The present EU presidency under Italian Prime Minister Silvio Berlusconi has confirmed their worst fears of pro-Russian appeasement. At the EU-Russia summit in Rome in November, not only did EU heads of government dismiss the European Commission's recommendation that Russia be reprimanded over what human-rights organizations say is genocide in Chechnya. When reporters asked Putin about Chechnya anyway, Berlusconi put his arm on Putin's shoulder and intervened. "Let me be your lawyer on this one," a grinning Berlusconi told Putin before brushing off the journalists' questions as "Western lies and fairy tales."
Take away the security issues, and New Europe is actually much closer to Old Europe than to America. On Kyoto, the convention to ban land mines, the International Criminal Court, East and West see mostly eye to eye. (In July, a furious Bush administration suspended military assistance to several Eastern European countries for refusing to sign bilateral agreements exempting the United States from the ICC's jurisdiction.) Transatlantic and antiterror issues will likely lose significance once the new members enter the EU. "All our best minds are on foreign policy now," says Ilves. "But once we're in the Union, we'll all be busy calculating fishing quotas and understanding competition policy." Yet Russia remains the red-hot issue that no farming subsidy can smother. "The Eastern Europeans will not get into another battle with France and Germany on U.S. policy," Ilves predicts. "But if we see the EU pursuing policies with Russia that threaten us, we're going to speak up."
Trouble is, today's inward-looking EU has no strategy on how to stabilize Russia or its shaky future neighbors to the East. "Where is the clear, consistent, unified EU agenda for the long-term development of Ukraine, let alone Moldova?" asks Heather Grabbe, research director of the Centre for European Reform in London. Eastern Europeans will not shy away from conflict in order to force the EU to use its soft power to help these countries--or to develop what Grabbe calls a "tough love" strategy toward Russia.

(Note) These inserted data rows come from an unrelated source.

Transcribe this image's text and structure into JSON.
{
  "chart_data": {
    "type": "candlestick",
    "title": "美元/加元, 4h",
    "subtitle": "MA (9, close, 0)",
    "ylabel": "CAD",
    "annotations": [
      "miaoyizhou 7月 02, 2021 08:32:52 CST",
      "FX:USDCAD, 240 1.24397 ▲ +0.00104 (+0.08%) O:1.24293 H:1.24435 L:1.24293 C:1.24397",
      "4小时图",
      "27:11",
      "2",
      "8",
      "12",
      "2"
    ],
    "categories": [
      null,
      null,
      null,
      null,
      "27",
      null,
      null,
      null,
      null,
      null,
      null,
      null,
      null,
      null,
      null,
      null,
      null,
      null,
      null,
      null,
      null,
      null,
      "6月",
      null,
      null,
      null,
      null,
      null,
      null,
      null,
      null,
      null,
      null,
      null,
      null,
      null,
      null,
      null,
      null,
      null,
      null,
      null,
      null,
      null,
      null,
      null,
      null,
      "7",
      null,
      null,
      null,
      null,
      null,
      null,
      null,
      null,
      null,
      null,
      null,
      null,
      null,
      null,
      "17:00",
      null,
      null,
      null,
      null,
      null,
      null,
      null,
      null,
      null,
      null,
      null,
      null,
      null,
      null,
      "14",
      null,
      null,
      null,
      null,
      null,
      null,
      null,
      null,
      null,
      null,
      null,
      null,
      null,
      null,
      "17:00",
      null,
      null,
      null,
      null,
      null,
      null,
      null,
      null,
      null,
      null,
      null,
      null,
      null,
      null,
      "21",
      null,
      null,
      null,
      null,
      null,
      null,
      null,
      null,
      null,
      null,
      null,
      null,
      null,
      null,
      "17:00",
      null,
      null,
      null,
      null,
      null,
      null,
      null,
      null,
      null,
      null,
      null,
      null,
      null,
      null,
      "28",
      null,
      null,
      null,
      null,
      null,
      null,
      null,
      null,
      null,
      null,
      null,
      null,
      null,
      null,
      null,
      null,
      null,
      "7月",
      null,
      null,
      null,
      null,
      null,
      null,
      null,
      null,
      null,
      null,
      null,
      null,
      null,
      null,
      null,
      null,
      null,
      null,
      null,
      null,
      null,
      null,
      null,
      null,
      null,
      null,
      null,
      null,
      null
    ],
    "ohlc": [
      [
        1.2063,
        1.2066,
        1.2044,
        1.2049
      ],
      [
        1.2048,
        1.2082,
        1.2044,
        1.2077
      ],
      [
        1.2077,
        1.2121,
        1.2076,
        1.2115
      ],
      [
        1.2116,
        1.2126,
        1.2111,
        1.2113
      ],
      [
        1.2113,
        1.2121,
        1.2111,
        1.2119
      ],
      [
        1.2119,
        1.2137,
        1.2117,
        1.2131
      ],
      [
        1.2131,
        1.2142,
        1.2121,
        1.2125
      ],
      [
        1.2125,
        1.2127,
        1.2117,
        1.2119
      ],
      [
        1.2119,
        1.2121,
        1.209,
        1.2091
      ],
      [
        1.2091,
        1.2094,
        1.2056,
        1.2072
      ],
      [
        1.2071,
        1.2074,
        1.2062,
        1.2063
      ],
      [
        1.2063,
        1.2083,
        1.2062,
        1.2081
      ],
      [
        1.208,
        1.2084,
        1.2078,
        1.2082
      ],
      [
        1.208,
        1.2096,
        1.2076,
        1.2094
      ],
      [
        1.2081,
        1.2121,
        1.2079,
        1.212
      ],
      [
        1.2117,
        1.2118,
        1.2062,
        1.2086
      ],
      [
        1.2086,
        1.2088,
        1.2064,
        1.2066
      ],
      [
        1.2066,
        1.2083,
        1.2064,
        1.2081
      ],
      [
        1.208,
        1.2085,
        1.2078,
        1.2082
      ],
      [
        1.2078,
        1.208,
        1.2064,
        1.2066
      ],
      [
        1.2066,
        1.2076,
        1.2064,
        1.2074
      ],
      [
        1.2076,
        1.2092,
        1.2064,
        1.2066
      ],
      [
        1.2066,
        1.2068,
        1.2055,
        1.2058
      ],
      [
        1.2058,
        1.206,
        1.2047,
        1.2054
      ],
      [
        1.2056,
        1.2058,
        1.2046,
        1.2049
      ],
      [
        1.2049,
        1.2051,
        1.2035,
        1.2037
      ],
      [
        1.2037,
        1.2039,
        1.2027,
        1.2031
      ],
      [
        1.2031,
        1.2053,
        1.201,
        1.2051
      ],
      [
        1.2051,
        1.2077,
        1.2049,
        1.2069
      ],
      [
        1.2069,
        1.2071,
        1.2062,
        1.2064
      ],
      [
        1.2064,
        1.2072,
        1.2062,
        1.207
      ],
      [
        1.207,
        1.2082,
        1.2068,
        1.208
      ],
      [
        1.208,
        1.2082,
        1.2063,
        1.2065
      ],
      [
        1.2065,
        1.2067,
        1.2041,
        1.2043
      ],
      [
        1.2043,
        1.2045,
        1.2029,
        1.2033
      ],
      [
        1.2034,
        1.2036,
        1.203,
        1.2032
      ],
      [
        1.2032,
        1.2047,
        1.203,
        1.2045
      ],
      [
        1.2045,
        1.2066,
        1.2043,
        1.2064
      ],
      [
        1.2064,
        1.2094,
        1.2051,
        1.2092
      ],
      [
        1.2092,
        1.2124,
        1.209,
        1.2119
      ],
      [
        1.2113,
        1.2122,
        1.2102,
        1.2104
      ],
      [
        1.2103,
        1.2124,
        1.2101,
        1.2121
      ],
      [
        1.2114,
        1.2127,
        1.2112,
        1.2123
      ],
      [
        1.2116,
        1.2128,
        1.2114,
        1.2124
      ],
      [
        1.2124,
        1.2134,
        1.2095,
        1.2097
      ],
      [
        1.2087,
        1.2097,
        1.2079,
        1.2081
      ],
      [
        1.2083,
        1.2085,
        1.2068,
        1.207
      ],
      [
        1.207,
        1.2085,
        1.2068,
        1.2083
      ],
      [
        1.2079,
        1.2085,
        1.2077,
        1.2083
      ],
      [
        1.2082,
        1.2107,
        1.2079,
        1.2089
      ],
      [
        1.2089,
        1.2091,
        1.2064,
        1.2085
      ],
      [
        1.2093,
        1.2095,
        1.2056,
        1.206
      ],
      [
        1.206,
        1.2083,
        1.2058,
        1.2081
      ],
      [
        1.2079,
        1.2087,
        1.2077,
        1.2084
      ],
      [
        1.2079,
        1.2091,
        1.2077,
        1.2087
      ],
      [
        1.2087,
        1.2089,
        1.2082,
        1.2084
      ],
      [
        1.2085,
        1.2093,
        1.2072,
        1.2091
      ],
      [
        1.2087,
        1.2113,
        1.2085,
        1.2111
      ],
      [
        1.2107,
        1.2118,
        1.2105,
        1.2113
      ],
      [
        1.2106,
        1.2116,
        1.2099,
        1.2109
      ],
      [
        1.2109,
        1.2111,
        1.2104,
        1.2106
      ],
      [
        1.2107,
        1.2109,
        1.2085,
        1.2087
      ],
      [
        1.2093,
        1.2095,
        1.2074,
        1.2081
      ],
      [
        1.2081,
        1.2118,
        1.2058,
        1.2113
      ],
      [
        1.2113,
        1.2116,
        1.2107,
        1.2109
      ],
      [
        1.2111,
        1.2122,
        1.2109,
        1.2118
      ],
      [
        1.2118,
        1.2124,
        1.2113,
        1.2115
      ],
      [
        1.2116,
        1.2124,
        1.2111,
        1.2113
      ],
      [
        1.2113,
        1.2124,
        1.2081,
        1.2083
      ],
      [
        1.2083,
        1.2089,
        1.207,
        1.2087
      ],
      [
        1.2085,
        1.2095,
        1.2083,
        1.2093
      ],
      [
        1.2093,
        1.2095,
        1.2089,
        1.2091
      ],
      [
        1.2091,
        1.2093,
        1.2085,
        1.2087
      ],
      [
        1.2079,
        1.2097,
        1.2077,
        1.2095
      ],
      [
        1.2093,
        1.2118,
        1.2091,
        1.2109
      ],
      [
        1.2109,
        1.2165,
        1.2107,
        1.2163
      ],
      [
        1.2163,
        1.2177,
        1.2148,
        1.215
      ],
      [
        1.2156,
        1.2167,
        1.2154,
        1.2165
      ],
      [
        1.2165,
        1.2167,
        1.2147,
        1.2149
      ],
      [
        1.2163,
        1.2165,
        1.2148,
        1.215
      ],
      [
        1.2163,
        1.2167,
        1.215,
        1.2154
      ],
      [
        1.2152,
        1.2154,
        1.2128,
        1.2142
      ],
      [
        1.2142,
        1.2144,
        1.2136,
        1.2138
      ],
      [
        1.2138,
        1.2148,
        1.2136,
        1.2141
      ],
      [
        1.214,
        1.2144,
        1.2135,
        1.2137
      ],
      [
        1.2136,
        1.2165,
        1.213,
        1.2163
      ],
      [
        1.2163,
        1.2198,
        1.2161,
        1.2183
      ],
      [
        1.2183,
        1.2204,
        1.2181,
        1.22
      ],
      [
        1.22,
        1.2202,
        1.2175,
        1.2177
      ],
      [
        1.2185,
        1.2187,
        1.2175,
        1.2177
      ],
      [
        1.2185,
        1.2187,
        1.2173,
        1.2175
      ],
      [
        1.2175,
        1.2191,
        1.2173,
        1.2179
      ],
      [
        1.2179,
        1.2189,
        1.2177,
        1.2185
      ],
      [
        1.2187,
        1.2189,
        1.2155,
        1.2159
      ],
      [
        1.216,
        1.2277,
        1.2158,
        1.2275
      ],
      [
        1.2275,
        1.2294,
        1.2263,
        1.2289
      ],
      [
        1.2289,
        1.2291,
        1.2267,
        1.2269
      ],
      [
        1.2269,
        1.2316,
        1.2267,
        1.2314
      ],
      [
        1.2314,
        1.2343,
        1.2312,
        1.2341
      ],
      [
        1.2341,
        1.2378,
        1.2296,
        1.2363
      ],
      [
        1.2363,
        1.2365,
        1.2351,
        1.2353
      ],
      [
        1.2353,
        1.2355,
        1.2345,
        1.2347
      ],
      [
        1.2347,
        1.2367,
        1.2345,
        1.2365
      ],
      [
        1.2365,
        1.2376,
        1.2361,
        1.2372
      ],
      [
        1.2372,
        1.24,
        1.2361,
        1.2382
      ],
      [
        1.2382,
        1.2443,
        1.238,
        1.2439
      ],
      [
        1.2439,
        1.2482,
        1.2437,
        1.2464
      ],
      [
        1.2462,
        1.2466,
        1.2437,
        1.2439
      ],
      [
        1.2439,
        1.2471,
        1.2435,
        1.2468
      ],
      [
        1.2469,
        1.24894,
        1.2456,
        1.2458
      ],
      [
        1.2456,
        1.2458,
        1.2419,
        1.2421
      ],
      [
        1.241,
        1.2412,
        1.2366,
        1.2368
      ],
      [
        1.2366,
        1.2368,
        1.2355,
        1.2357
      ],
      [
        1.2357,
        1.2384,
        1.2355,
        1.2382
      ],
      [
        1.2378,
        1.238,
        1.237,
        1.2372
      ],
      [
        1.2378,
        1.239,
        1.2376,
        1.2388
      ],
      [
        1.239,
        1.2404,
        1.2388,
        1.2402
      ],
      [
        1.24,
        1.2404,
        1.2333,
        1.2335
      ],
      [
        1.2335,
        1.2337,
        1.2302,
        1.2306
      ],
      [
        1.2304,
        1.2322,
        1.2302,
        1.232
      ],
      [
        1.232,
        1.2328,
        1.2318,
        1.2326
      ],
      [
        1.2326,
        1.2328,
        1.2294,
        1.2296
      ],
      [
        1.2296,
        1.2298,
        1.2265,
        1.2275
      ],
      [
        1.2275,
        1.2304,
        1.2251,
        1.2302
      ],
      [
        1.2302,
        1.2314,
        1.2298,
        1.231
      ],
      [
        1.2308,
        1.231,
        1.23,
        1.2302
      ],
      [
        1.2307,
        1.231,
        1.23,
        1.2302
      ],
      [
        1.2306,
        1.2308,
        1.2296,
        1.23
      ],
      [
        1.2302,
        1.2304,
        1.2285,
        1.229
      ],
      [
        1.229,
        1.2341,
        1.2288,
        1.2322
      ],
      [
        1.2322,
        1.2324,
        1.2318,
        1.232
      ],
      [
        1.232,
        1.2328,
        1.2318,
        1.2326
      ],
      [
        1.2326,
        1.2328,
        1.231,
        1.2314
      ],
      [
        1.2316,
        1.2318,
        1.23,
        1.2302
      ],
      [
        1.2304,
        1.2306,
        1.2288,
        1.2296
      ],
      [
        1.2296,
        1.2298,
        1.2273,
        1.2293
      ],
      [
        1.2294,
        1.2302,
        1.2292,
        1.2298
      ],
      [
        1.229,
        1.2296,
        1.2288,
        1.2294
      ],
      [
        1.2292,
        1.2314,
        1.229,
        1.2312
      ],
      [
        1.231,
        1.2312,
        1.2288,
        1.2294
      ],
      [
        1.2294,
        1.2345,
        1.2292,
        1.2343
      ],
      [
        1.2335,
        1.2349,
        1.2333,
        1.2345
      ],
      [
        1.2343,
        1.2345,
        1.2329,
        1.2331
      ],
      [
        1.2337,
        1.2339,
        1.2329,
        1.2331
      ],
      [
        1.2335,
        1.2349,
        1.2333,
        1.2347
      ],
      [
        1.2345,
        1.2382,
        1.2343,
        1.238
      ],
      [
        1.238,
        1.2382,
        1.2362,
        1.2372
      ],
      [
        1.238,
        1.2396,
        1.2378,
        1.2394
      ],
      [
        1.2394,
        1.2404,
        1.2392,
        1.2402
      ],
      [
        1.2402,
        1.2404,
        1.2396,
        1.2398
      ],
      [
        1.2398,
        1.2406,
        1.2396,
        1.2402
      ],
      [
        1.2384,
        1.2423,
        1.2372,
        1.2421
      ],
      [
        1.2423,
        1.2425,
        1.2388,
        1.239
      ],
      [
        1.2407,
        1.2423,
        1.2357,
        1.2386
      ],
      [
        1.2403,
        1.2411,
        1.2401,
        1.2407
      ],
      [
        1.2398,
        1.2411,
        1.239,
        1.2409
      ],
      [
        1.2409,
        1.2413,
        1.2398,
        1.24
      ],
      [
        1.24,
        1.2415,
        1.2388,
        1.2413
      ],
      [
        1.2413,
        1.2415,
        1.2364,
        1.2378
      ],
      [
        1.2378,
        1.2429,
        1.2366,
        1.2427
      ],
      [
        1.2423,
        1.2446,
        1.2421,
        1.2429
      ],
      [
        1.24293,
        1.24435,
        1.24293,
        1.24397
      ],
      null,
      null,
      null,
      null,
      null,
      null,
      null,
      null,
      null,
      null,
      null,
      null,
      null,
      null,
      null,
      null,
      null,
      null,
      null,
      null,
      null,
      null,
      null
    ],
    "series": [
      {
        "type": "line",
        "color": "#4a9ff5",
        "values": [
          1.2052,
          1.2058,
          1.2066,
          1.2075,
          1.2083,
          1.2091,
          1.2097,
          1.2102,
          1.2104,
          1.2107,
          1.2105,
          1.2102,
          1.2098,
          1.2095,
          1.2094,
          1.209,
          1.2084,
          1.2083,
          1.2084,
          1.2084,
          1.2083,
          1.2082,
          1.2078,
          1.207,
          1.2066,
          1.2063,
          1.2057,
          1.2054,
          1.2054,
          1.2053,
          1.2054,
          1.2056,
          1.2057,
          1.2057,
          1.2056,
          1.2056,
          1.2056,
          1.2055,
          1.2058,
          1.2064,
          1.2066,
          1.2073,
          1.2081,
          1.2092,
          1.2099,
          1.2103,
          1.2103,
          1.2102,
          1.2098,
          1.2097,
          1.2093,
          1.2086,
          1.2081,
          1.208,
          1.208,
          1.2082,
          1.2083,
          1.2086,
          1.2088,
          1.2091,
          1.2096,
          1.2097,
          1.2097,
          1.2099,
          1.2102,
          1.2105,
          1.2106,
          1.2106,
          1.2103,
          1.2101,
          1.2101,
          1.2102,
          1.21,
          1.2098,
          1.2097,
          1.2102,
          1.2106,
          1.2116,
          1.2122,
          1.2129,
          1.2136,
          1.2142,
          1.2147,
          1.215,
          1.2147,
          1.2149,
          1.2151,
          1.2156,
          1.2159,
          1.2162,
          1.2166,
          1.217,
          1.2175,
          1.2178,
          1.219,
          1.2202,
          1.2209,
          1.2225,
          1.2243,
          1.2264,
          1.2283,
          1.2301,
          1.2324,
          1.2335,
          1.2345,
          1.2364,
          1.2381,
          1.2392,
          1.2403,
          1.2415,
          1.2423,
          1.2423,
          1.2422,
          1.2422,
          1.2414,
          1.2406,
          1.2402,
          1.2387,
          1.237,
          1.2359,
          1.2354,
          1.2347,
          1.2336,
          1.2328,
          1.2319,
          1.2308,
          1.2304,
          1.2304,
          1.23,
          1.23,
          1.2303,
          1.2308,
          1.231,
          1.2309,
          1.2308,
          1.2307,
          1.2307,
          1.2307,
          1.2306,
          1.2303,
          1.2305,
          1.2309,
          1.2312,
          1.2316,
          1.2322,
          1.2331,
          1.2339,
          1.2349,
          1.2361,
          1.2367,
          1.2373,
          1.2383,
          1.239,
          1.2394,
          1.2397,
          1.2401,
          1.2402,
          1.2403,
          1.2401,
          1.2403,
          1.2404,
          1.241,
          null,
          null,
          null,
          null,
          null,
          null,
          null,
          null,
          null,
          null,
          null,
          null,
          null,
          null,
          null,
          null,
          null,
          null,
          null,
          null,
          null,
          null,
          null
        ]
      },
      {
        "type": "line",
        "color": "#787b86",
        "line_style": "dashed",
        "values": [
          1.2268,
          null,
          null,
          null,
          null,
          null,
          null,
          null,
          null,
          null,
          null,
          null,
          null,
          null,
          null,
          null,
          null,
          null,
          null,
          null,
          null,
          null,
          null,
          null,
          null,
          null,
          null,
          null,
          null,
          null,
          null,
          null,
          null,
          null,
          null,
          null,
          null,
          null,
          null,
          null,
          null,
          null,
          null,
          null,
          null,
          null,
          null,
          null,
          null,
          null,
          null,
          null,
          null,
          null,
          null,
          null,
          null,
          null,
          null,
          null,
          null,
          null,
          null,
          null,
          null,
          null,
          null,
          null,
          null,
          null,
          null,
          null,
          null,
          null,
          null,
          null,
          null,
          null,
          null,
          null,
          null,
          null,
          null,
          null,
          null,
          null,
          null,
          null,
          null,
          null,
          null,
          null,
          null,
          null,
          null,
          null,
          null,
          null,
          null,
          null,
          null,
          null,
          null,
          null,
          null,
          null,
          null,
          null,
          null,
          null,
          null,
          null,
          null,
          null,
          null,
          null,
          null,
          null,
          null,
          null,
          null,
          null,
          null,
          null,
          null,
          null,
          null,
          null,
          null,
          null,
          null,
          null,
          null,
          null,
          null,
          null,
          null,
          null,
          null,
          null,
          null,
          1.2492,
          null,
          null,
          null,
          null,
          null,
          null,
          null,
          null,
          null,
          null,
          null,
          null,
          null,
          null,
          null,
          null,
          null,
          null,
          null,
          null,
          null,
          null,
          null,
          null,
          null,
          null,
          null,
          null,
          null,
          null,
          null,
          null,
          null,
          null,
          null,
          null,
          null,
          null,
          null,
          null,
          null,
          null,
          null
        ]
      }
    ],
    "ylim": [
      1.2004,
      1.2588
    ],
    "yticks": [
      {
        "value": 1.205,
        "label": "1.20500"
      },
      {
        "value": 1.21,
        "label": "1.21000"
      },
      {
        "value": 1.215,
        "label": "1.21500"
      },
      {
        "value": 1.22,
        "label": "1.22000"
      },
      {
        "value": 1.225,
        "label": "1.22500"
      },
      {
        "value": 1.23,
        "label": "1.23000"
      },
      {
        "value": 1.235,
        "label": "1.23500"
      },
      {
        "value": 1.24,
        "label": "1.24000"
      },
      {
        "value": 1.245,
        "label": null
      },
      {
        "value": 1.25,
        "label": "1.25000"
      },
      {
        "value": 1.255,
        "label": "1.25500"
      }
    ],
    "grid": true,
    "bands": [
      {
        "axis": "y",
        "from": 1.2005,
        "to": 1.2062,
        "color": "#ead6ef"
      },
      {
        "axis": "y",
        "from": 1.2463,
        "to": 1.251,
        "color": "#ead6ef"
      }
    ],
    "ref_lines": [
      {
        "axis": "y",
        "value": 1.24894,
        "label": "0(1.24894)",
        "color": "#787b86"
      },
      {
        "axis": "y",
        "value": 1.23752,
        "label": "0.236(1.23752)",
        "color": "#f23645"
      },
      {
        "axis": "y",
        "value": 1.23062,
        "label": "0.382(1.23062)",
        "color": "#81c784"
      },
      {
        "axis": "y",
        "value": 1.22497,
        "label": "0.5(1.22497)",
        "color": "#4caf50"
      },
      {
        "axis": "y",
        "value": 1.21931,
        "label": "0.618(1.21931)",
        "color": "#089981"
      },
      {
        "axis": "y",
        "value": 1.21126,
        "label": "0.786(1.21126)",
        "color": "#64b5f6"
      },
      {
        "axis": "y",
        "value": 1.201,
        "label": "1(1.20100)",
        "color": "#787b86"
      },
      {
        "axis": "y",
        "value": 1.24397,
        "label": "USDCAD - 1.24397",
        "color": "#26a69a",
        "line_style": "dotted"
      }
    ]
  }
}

The next few months will bring a test of how tough the old members are willing to get. Moscow has announced it will not apply the existing free-trade agreement with the EU toward the new members, come May. That'll put East Europeans doing business with Russia at a sharp disadvantage, which many see as a poorly concealed punishment for joining the Union--and they will be shrill in demanding a joint EU response. Anyone who thinks the new, expanded European Union will just be a bigger version of the cozy old one, in other words, is wrong. And increasingly, Russia will be one of the reasons.